D: Beeshma passd away
T: What?
D: Yup.
T: You said, "Bheeshma passed away" and then, "Yup".. You okay?
D: He jus got run over by a tempo.
T: What the hell? Dude?
D: Dude i ws wid him...im gona cry
T: What if this is one of those pranks of yours?
D: Thomas shut it.
D: Tom i wudn kid bt dis.
D: He fell unda da tempo afta hitn a ric
T: On a bike?
D: Yup.
T: How were you with him? You were on the same bike?
D: No i was near lcd.
T: And you're so okay with it.. I mean.. You're stable enough to message about it?
D: Dude.. im frikn shakn here.
T: You've told everyone else?
D: Yup..nainita cld

That was an excerpt of the conversation between Deepak and me yesterday afternoon.

Death is such an incidental thing:

  • If he had woken up earlier that day, maybe he'd have never met the rickshaw or the tempo.
  • If his sister had taken the bike to college, maybe he would've been in the tempo, and not under it.
  • If he overcame his laziness and returned upstairs to get his helmet, maybe he'd have lived.
  • If he didn't rip to get past that red signal earlier, ...
  • If he had decided to take another less congested route, ...
  • If he had not taken the trouble to close the gate before leaving, ...

This is one of the main reasons I don't think it's worth living.

After all, that second hand smoke you got exposed to because your hostelmate smoked is going to kill you, innit? Shouldn't the hostel manager be arrested for making him share a room with you? Shouldn't his father be arrested for smoking in front of him and getting him into the vice?

Maybe if you'd woken up late that day and reached school late, the bomb those goddamn terrorists planted in your classroom would've exploded without you.

The pail of milk you could have volunteered to deliver would've made you conscious of the speed you were to ride at and thus avoid the skid that lead you to your eternal rest under the tyre of a double-decker tourist bus.
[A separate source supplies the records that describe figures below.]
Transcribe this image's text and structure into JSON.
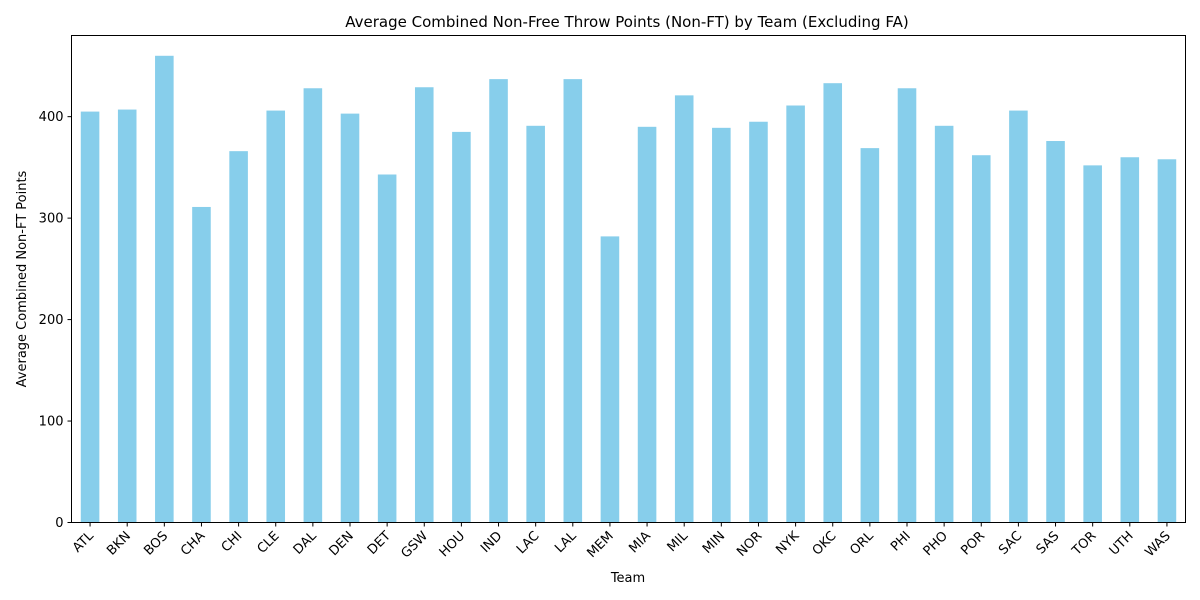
{
  "chart_data": {
    "type": "bar",
    "title": "Average Combined Non-Free Throw Points (Non-FT) by Team (Excluding FA)",
    "xlabel": "Team",
    "ylabel": "Average Combined Non-FT Points",
    "ylim": [
      0,
      480
    ],
    "yticks": [
      0,
      100,
      200,
      300,
      400
    ],
    "grid": false,
    "legend": "none",
    "bar_color": "#87CEEB",
    "categories": [
      "ATL",
      "BKN",
      "BOS",
      "CHA",
      "CHI",
      "CLE",
      "DAL",
      "DEN",
      "DET",
      "GSW",
      "HOU",
      "IND",
      "LAC",
      "LAL",
      "MEM",
      "MIA",
      "MIL",
      "MIN",
      "NOR",
      "NYK",
      "OKC",
      "ORL",
      "PHI",
      "PHO",
      "POR",
      "SAC",
      "SAS",
      "TOR",
      "UTH",
      "WAS"
    ],
    "values": [
      405,
      407,
      460,
      311,
      366,
      406,
      428,
      403,
      343,
      429,
      385,
      437,
      391,
      437,
      282,
      390,
      421,
      389,
      395,
      411,
      433,
      369,
      428,
      391,
      362,
      406,
      376,
      352,
      360,
      358
    ]
  }
}
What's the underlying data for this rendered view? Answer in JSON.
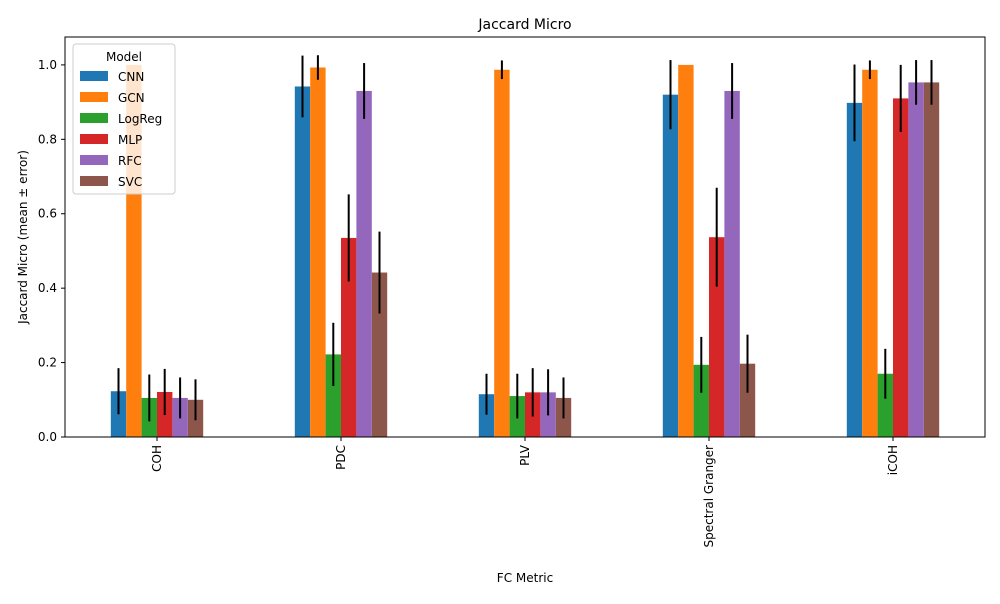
{
  "chart_data": {
    "type": "bar",
    "title": "Jaccard Micro",
    "xlabel": "FC Metric",
    "ylabel": "Jaccard Micro (mean ± error)",
    "ylim": [
      0,
      1.075
    ],
    "yticks": [
      "0.0",
      "0.2",
      "0.4",
      "0.6",
      "0.8",
      "1.0"
    ],
    "ytick_values": [
      0,
      0.2,
      0.4,
      0.6,
      0.8,
      1.0
    ],
    "categories": [
      "COH",
      "PDC",
      "PLV",
      "Spectral Granger",
      "iCOH"
    ],
    "legend": {
      "title": "Model",
      "placement": "top-left"
    },
    "grid": false,
    "series": [
      {
        "name": "CNN",
        "color": "#1f77b4",
        "values": [
          0.123,
          0.942,
          0.115,
          0.92,
          0.898
        ],
        "errors": [
          0.062,
          0.083,
          0.055,
          0.093,
          0.103
        ]
      },
      {
        "name": "GCN",
        "color": "#ff7f0e",
        "values": [
          1.0,
          0.993,
          0.987,
          1.0,
          0.987
        ],
        "errors": [
          0.0,
          0.033,
          0.025,
          0.0,
          0.025
        ]
      },
      {
        "name": "LogReg",
        "color": "#2ca02c",
        "values": [
          0.105,
          0.222,
          0.11,
          0.194,
          0.17
        ],
        "errors": [
          0.063,
          0.085,
          0.06,
          0.075,
          0.067
        ]
      },
      {
        "name": "MLP",
        "color": "#d62728",
        "values": [
          0.121,
          0.535,
          0.12,
          0.537,
          0.91
        ],
        "errors": [
          0.062,
          0.117,
          0.065,
          0.133,
          0.09
        ]
      },
      {
        "name": "RFC",
        "color": "#9467bd",
        "values": [
          0.105,
          0.93,
          0.12,
          0.93,
          0.953
        ],
        "errors": [
          0.055,
          0.075,
          0.062,
          0.075,
          0.06
        ]
      },
      {
        "name": "SVC",
        "color": "#8c564b",
        "values": [
          0.1,
          0.442,
          0.105,
          0.197,
          0.953
        ],
        "errors": [
          0.055,
          0.11,
          0.055,
          0.078,
          0.06
        ]
      }
    ]
  }
}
And I thought good people went far in life. Well, that person whose hostelmate smoked was a valedictorian. He was a good kid. So was the kid who reached school in time. The latecomers didn't die that day, even though they were "bad" kids.

Life, studies and relationships all fade to gray when a friend ceases to sense the light of day.

Bheesh. I'm downloading those South Park episodes you wanted. I'll drop them off tomorrow at your place.

I'll never forget the times you "borrowed" my whitener to vandalize class desks with your creative, satiric lyrics.

Or the discussions we had about internet connections.. and how badly you wanted a faster one.

Or the times I jeered on about Monisha, likening her to another Monisha. You didn't like her being likened to someone else. I'm sorry.

Nor the times in 9th grade, when I sat diagonally and directly behind you while you lightened up the darkest of situations.

May your rest be as peaceful as your death was lurid.

As a tribute, I call upon you all to listen to "Tears in Heaven" by Eric Clapton. It's a wonderful song from the genre of Blues and the lyrics fit the painful context of this post.



I'm just back from his funeral. His family's lost its father in a landslide in 2000 and now him in 2007. It's just 2 girls, a mother and a grandmother. It's a three-legged table that has just lost another leg. And a table can't stand without a couple of its legs, can it? Pessimism aside, he's got a very potent pair of sisters and an extremely resilient mom. They don't need our sympathy, just maybe our support.

As a memorial, we're pooling up some cash to buy either the bheeshma.com or bheeshmafutnani.com domain and designing a website that'll include testimonials, photographs and some of his works.